= Patient Abuse =

Sketch written by Graham Chapman and Douglas Adams

"Patient Abuse" is a sketch from the final episode of Monty Python's Flying Circus, "Party Political Broadcast". The sketch is among the few not entirely written by members of Monty Python, and is notable for its considerable amount of black humour. It was co-written by Python Graham Chapman and his friend Douglas Adams, later known for creating The Hitchhiker's Guide to the Galaxy. Mind-boggling bureaucracy is a recurring comic theme of Adams' work.

==Outline==

The sketch is set in a doctor's office. A man (Terry Jones) rushes in, blood gushing from his stomach. The doctor (Graham Chapman), barely reacting to the blood, blandly asks what the problem is, to which the man responds that the nurse stabbed him.

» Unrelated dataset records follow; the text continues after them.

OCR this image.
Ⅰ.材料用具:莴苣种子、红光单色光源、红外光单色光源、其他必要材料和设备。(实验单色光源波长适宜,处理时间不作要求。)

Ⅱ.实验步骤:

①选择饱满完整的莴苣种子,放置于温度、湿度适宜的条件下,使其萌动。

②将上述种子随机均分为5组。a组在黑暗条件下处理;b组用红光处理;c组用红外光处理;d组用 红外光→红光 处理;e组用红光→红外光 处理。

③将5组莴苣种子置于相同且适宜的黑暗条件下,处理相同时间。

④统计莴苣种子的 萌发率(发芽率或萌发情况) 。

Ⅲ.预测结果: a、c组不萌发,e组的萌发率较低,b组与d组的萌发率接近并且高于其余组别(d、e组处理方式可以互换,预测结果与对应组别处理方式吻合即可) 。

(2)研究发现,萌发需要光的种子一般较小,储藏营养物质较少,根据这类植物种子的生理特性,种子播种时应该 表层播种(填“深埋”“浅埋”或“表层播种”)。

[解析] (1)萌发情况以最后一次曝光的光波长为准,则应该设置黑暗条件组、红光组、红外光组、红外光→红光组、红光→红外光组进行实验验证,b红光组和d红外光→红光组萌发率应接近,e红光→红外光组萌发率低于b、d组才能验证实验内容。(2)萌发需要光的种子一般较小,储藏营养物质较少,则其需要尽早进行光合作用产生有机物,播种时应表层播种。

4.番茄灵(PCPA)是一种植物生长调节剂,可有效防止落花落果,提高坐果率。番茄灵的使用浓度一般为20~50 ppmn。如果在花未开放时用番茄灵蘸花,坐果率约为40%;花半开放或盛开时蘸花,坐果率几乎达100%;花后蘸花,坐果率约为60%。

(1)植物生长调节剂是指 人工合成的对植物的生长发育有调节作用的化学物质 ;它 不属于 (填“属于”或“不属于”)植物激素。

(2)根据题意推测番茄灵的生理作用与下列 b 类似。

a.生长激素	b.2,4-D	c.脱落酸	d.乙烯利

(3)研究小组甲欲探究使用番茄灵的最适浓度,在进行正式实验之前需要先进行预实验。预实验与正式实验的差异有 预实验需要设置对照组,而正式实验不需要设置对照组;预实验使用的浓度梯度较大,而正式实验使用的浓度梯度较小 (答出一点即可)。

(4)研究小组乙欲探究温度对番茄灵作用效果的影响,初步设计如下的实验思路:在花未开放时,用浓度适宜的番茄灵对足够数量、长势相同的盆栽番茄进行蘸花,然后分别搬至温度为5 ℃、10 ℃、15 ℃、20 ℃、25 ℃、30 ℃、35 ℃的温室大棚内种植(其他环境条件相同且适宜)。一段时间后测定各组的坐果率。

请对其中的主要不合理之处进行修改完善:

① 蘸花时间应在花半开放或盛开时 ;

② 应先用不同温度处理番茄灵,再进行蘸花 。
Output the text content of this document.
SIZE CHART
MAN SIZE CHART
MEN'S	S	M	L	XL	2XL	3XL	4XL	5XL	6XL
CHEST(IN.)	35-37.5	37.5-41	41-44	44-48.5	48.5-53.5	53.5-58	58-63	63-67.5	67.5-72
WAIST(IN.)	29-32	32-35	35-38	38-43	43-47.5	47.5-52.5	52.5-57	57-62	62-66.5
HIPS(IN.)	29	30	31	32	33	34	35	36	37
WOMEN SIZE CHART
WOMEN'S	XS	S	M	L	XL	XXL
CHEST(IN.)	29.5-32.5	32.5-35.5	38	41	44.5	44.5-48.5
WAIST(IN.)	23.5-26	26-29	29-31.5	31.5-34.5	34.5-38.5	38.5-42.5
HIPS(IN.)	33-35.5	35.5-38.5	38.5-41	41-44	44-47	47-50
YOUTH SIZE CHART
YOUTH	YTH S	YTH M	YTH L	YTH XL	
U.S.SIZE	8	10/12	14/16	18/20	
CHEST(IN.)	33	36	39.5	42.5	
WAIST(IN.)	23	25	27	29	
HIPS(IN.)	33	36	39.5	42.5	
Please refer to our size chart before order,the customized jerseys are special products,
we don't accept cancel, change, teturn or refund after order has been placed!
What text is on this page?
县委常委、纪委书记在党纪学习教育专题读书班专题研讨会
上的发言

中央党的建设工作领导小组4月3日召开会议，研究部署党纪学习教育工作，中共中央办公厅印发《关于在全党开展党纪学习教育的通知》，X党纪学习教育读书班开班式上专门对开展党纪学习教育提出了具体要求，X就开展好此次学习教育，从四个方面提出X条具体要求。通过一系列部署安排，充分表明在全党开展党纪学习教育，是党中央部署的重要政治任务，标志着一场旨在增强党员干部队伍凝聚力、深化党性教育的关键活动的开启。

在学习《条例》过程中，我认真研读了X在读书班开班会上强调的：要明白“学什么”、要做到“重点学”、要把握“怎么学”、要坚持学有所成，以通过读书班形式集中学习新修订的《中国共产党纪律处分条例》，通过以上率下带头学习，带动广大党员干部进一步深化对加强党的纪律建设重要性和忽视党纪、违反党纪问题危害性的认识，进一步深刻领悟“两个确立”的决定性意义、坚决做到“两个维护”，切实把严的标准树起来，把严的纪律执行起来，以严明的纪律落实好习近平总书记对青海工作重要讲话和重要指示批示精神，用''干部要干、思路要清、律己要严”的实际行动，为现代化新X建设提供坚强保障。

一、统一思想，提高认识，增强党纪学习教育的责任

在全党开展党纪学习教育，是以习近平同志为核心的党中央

The doctor tells the man that he has to fill out paperwork before receiving any care. With his blood still spilling to the floor, the man attempts to fill out the paperwork, while the oblivious doctor complains about the difficulties of paperwork and bureaucracy. Straining to the floor, the man hands the doctor his blood-soaked paperwork, which the doctor proceeds to criticise ("Surely you know number four! It's from The Merchant of Venice, even I knew that!"). The sketch ends with the nurse (Carol Cleveland) coming in with a bloody sabre, implying that she has just stabbed the last waiting patient. The doctor and the nurse decide to "pop[…] out for a bit of lunch", leaving the dying patient with a second form and the promise of some morphine if he gets at least the questions about history right.